The model’s habitat interpretations largely match existing aspects of the fossil, archaeological and genomic records. That may mean the model is accurate, but it also begs the intriguing question of how good it could prove at predicting entirely new ideas. “Will it be a useful predictive tool for novel hypotheses about human evolutionary history for the past two million years?” Potts asks.

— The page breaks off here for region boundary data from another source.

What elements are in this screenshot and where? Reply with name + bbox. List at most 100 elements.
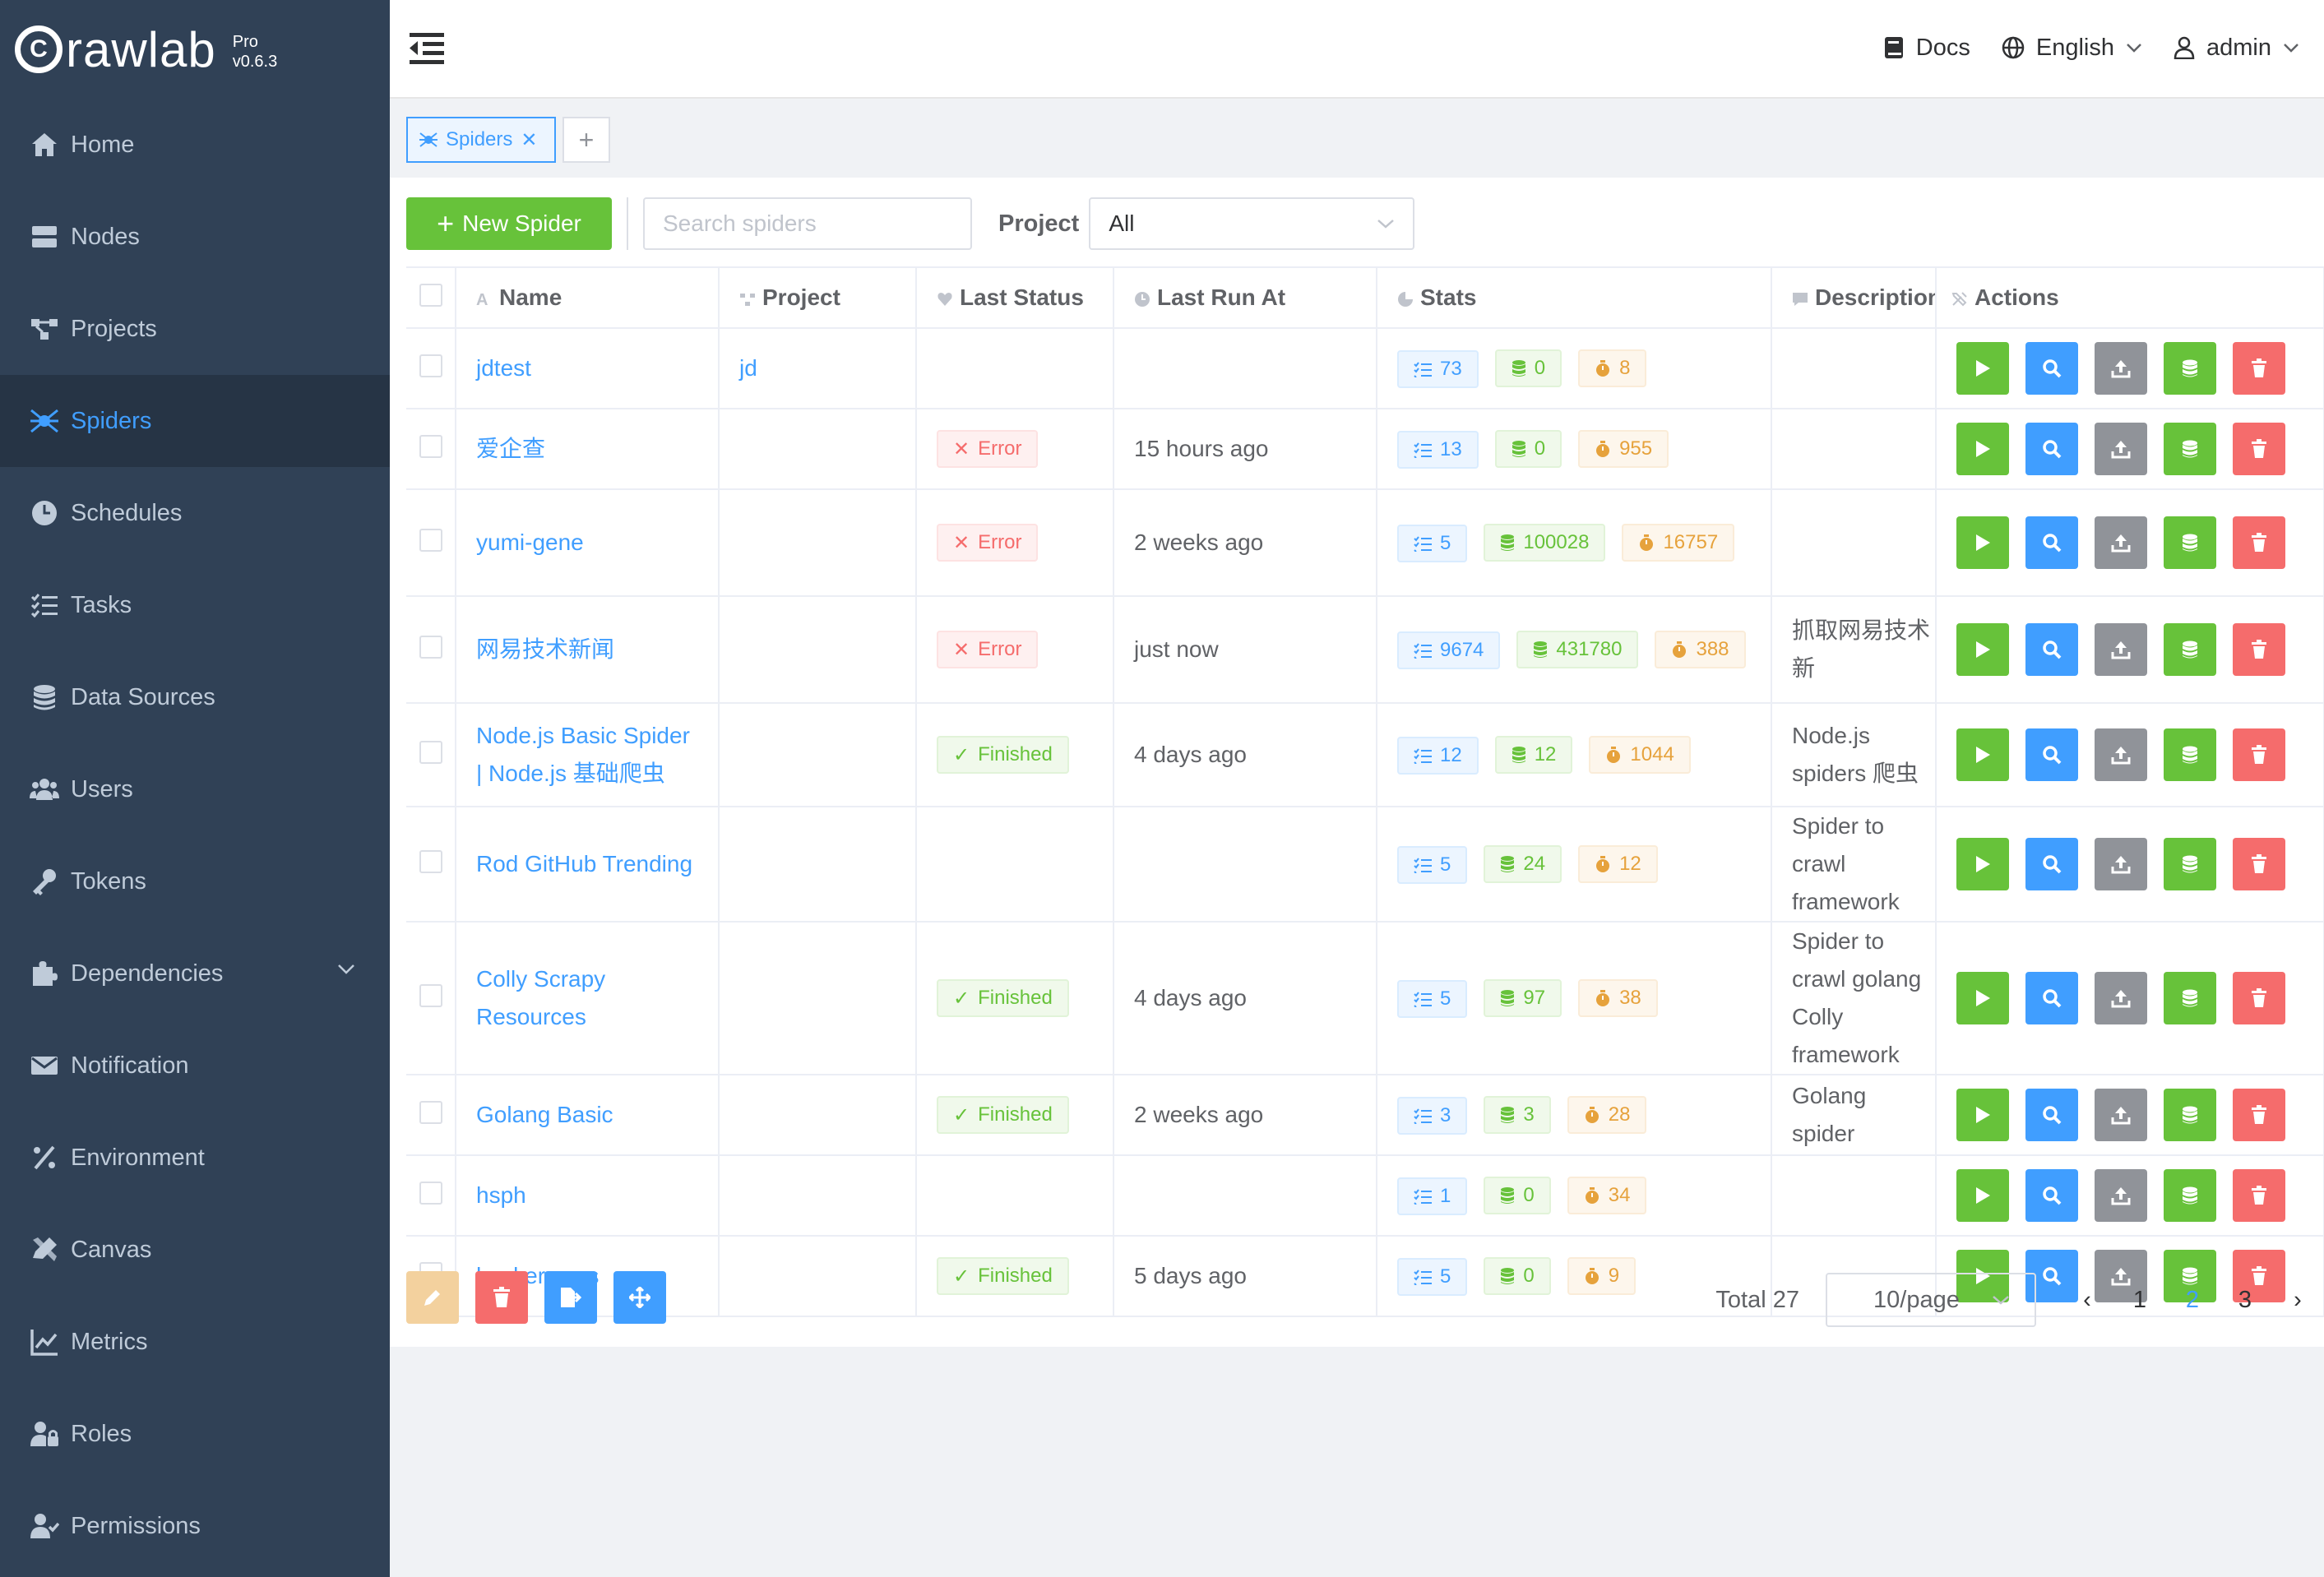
upload-button[interactable] <box>2095 423 2147 475</box>
column-stats[interactable]: Stats <box>1377 266 1772 329</box>
column-last-run-at[interactable]: Last Run At <box>1113 266 1377 329</box>
sidebar-item-dependencies[interactable]: Dependencies <box>0 927 390 1020</box>
data-button[interactable] <box>2164 423 2216 475</box>
duration-badge[interactable]: 955 <box>1578 429 1669 468</box>
delete-button[interactable] <box>2233 342 2285 395</box>
row-checkbox[interactable] <box>419 434 442 458</box>
table-row[interactable]: jdtest jd 73 0 8 <box>406 328 2324 409</box>
table-row[interactable]: 网易技术新闻 ✕ Error just now 9674 431780 388 抓取网易技术新 <box>406 596 2324 704</box>
view-button[interactable] <box>2025 1089 2078 1141</box>
delete-button[interactable] <box>2233 728 2285 781</box>
upload-button[interactable] <box>2095 972 2147 1024</box>
sidebar-item-roles[interactable]: Roles <box>0 1388 390 1480</box>
delete-button[interactable] <box>2233 1169 2285 1222</box>
project-link[interactable]: jd <box>739 355 757 381</box>
table-row[interactable]: yumi-gene ✕ Error 2 weeks ago 5 100028 16757 <box>406 489 2324 597</box>
batch-move-button[interactable] <box>613 1271 666 1324</box>
collapse-sidebar-icon[interactable] <box>408 30 446 67</box>
upload-button[interactable] <box>2095 623 2147 676</box>
sidebar-item-nodes[interactable]: Nodes <box>0 191 390 283</box>
data-button[interactable] <box>2164 342 2216 395</box>
sidebar-item-users[interactable]: Users <box>0 743 390 835</box>
view-button[interactable] <box>2025 1169 2078 1222</box>
data-button[interactable] <box>2164 838 2216 890</box>
delete-button[interactable] <box>2233 1250 2285 1302</box>
upload-button[interactable] <box>2095 1250 2147 1302</box>
next-page-icon[interactable]: › <box>2294 1286 2302 1313</box>
run-button[interactable] <box>1956 516 2009 569</box>
batch-edit-button[interactable] <box>406 1271 459 1324</box>
language-selector[interactable]: English <box>2002 35 2142 62</box>
row-checkbox[interactable] <box>419 528 442 552</box>
delete-button[interactable] <box>2233 1089 2285 1141</box>
column-name[interactable]: A Name <box>456 266 720 329</box>
spider-name-link[interactable]: yumi-gene <box>476 530 584 555</box>
data-button[interactable] <box>2164 1169 2216 1222</box>
sidebar-item-schedules[interactable]: Schedules <box>0 467 390 559</box>
results-count-badge[interactable]: 24 <box>1484 844 1562 883</box>
docs-link[interactable]: Docs <box>1883 35 1970 62</box>
batch-export-button[interactable] <box>544 1271 597 1324</box>
upload-button[interactable] <box>2095 516 2147 569</box>
view-button[interactable] <box>2025 342 2078 395</box>
delete-button[interactable] <box>2233 972 2285 1024</box>
upload-button[interactable] <box>2095 342 2147 395</box>
results-count-badge[interactable]: 0 <box>1484 1176 1551 1214</box>
duration-badge[interactable]: 388 <box>1655 630 1746 668</box>
column-last-status[interactable]: Last Status <box>916 266 1114 329</box>
run-button[interactable] <box>1956 728 2009 781</box>
results-count-badge[interactable]: 97 <box>1484 978 1562 1017</box>
table-row[interactable]: Colly Scrapy Resources ✓ Finished 4 days ag… <box>406 922 2324 1075</box>
view-button[interactable] <box>2025 972 2078 1024</box>
spider-name-link[interactable]: jdtest <box>476 355 531 381</box>
sidebar-item-metrics[interactable]: Metrics <box>0 1296 390 1388</box>
tasks-count-badge[interactable]: 1 <box>1397 1177 1468 1215</box>
page-size-select[interactable]: 10/page <box>1826 1273 2036 1327</box>
table-row[interactable]: Golang Basic ✓ Finished 2 weeks ago 3 3 28 Gola… <box>406 1075 2324 1156</box>
column-project[interactable]: Project <box>719 266 917 329</box>
spider-name-link[interactable]: Golang Basic <box>476 1102 613 1127</box>
results-count-badge[interactable]: 0 <box>1484 1256 1551 1295</box>
duration-badge[interactable]: 1044 <box>1589 735 1691 774</box>
sidebar-item-spiders[interactable]: Spiders <box>0 375 390 467</box>
spider-name-link[interactable]: 网易技术新闻 <box>476 636 615 662</box>
data-button[interactable] <box>2164 1089 2216 1141</box>
spider-name-link[interactable]: 爱企查 <box>476 436 546 461</box>
column-description[interactable]: Description <box>1771 266 1937 329</box>
tab-spiders[interactable]: Spiders ✕ <box>406 117 556 163</box>
batch-delete-button[interactable] <box>475 1271 528 1324</box>
duration-badge[interactable]: 16757 <box>1622 523 1735 562</box>
page-2[interactable]: 2 <box>2185 1286 2200 1313</box>
run-button[interactable] <box>1956 423 2009 475</box>
new-spider-button[interactable]: + New Spider <box>406 197 612 250</box>
select-all-checkbox[interactable] <box>419 283 442 307</box>
results-count-badge[interactable]: 100028 <box>1484 523 1606 562</box>
page-3[interactable]: 3 <box>2238 1286 2252 1313</box>
tasks-count-badge[interactable]: 5 <box>1397 524 1468 562</box>
duration-badge[interactable]: 28 <box>1567 1095 1647 1134</box>
data-button[interactable] <box>2164 728 2216 781</box>
tasks-count-badge[interactable]: 73 <box>1397 349 1479 388</box>
upload-button[interactable] <box>2095 1169 2147 1222</box>
prev-page-icon[interactable]: ‹ <box>2083 1286 2091 1313</box>
spider-name-link[interactable]: Node.js Basic Spider | Node.js 基础爬虫 <box>476 723 690 786</box>
table-row[interactable]: Rod GitHub Trending 5 24 12 Spider to crawl … <box>406 807 2324 923</box>
project-filter-select[interactable]: All <box>1089 197 1415 250</box>
tasks-count-badge[interactable]: 5 <box>1397 1257 1468 1296</box>
delete-button[interactable] <box>2233 423 2285 475</box>
row-checkbox[interactable] <box>419 849 442 873</box>
row-checkbox[interactable] <box>419 1100 442 1124</box>
view-button[interactable] <box>2025 623 2078 676</box>
run-button[interactable] <box>1956 972 2009 1024</box>
row-checkbox[interactable] <box>419 740 442 764</box>
logo[interactable]: C rawlab Pro v0.6.3 <box>0 0 390 99</box>
tasks-count-badge[interactable]: 13 <box>1397 430 1479 469</box>
run-button[interactable] <box>1956 1250 2009 1302</box>
table-row[interactable]: hsph 1 0 34 <box>406 1155 2324 1237</box>
data-button[interactable] <box>2164 972 2216 1024</box>
view-button[interactable] <box>2025 838 2078 890</box>
data-button[interactable] <box>2164 623 2216 676</box>
sidebar-item-canvas[interactable]: Canvas <box>0 1204 390 1296</box>
sidebar-item-data-sources[interactable]: Data Sources <box>0 651 390 743</box>
table-row[interactable]: 爱企查 ✕ Error 15 hours ago 13 0 955 <box>406 409 2324 490</box>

The study also wasn’t designed to provide insights on exactly how the changing environmental conditions it models actually influenced processes of human dispersal and speciation. “The simulation will be most important if it leads to new hypotheses about how climate led to population variance and divergence and thus to speciation; or how habitat corridors opened and closed, thus leading to predictions about past dispersals that are, as yet, undocumented in the fossil record,” Potts says.

Ultimately it’s not climate so much as the ecological conditions in any given place, like what kind of food and water were available, and the range of plant and animals species present, that determine which human species could have survived and how they must have adapted over time. Future studies employing the climate models should also account for how complex those ecosystems are, for example by studying evolutionary changes that might be seen in other fauna. If changes in precipitation, temperature and plant production impacted humans they would have also have had evolutionary impacts on large mammal species, for example, whose bones are plentiful at many hominin fossil sites. Exploring these wider ecosystem impacts is one example of how the hypotheses in the climate model might be further tested, and perhaps reveal new ideas.

“The habitat suitability models are therefore a welcomed scientific tool, but they are only models,” says Michael Petraglia. “We have a lot of work to do on the ground, recovering not only fossils and archaeology, but reconstructing the environments in which hominins found themselves.”